3. Discussion
Herein, we report a case in which radiation therapy using the Quad Shot regimen was effective in the treatment of cutaneous metastasis from parotid gland cancer. The most common sources of cutaneous metastases have been reported to be breast cancer, colorectal cancer, and melanoma in women and melanoma, lung cancer, and colorectal cancer in men.1 Cutaneous metastasis from salivary gland cancer similar to this case is uncommon.6-8
The optimal treatment of cutaneous metastases has not yet been established. Wong et al . recommended surgical excision of metastasis, which would result in a significant decrease in total tumor burden, improve quality of life, or result in increased functionality.1 They also indicated that therapy in patients with widespread unresectable cutaneous and subcutaneous metastases is limited to other types of palliative therapy such as radiation therapy, systemic chemotherapy, cryotherapy, laser ablation, or radiofrequency ablation.
Radiation therapy is an effective treatment method for cutaneous metastasis. However, its optimal dose and fractionations remain unclear. Arase et al . reported a case of cutaneous metastasis to the chest wall from prostate adenocarcinoma.
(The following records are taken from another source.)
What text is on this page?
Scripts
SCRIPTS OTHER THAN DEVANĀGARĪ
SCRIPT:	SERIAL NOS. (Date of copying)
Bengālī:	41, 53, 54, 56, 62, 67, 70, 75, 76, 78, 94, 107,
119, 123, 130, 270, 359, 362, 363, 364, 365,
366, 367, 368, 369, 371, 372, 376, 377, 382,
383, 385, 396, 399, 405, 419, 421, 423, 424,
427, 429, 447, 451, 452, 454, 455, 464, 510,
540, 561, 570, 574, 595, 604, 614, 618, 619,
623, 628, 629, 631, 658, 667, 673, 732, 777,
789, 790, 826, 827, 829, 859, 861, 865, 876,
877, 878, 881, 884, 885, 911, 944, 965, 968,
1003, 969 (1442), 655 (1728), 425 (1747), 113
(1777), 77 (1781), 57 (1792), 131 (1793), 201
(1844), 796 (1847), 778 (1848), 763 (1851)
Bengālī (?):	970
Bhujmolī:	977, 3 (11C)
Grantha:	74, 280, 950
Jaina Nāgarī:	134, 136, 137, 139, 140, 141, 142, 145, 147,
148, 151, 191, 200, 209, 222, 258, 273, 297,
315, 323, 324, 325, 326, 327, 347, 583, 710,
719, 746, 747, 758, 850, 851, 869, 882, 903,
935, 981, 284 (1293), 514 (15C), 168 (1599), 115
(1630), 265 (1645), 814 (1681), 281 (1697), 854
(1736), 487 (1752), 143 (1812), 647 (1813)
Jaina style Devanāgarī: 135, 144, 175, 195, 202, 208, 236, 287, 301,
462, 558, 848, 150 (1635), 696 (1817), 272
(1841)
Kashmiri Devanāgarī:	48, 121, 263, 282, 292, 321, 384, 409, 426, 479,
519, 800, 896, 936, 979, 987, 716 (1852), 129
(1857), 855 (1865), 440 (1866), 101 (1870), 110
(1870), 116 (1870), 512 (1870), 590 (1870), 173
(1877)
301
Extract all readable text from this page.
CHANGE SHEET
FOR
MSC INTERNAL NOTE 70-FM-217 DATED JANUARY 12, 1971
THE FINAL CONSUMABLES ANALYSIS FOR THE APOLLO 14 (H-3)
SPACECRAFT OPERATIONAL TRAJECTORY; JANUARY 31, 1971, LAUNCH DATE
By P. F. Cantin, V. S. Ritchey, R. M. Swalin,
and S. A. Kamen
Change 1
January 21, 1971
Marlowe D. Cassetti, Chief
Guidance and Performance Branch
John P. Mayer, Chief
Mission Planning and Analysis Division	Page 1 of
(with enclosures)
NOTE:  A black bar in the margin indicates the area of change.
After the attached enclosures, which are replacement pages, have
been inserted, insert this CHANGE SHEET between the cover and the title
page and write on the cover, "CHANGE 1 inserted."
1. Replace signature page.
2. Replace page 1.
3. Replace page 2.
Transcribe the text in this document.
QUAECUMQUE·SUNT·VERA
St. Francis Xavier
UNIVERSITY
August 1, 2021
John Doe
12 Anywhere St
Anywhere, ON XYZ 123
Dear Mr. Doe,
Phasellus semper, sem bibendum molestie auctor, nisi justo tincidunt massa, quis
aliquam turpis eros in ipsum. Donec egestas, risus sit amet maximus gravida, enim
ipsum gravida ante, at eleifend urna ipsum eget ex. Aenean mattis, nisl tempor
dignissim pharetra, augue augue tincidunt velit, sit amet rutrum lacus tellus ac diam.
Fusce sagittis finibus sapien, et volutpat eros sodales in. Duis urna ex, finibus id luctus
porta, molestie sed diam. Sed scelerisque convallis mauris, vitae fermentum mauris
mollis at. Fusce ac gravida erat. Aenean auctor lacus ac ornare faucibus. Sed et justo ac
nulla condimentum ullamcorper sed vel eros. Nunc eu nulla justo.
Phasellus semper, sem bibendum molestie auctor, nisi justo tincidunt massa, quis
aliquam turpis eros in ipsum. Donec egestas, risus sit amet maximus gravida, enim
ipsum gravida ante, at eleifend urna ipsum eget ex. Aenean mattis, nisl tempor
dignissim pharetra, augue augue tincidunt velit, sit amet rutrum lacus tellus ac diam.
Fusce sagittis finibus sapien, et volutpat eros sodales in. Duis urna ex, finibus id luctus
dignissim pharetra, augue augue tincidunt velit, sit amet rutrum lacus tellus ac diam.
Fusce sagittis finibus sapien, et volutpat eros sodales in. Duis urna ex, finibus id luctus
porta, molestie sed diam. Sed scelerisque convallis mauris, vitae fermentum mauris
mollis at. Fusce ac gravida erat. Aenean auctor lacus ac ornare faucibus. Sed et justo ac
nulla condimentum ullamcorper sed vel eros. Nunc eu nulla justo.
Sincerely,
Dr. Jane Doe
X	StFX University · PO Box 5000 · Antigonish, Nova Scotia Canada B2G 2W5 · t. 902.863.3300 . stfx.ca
In the case, durable tumor shrinkage and symptom relief was achieved after radiation therapy using 18 Gy in 3 fractions using electron.9 Oike et al . reported a case of cutaneous metastasis of non-small cell lung cancer to the arm. In that case, photon radiation therapy at 45 Gy in 15 fractions led to complete tumor remission and improved the patient’s quality of life.3
The Quad Shot regimen, which consisted of 2 days of twice-daily fractionation with a fraction size of 3.5–3.7 Gy (14.0–14.8 Gy per cycle) repeated at 3–6-week intervals for a total of three cycles, was originally devised for advanced pelvic malignancies (RTOG 8502).10 Recently, the Quad Shot regimen has been successfully adapted for palliative treatment of head and neck cancer.4,5 The Quad Shot regimen for head and neck cancer has been reported to achieve a tumor response rates of 53–77% and palliation rates of over 80% with minimal toxicity.11 Some reports showed the efficacy of the Quad Shot regimen for primary skin cancer.12,13However, to the best of our knowledge, there is no report of using the Quad Shot regimen in patients with cutaneous metastasis.
In this case, cutaneous metastasis was widespread and surgical resection was difficult. Radiation therapy was administered using the Quad Shot regimen for extensive cutaneous metastasis of the chest wall. The treatment resulted in significant tumor shrinkage and relief of symptoms including exudate and pain. Only grade 1 dermatitis was observed as a radiation-induced adverse event; no severe adverse events were observed. Thus, the Quad Shot regimen may be a safe and effective treatment option for cutaneous metastases.
Some studies have shown that palliative radiation therapy using the Quad Shot regimen in combination with chemotherapy was effective in symptom relief and well-tolerated.14,15 In this case, radiation therapy using the Quad Shot regimen was performed concomitant with chemotherapy consisting of 5-fluorouracil, cisplatin, and pembrolizumab. The treatment resulted in favorable symptom relief effect was and could be safely completed with no serious adverse events.
In conclusion, the Quad Shot regimen may be a safe and effective treatment option for cutaneous metastases.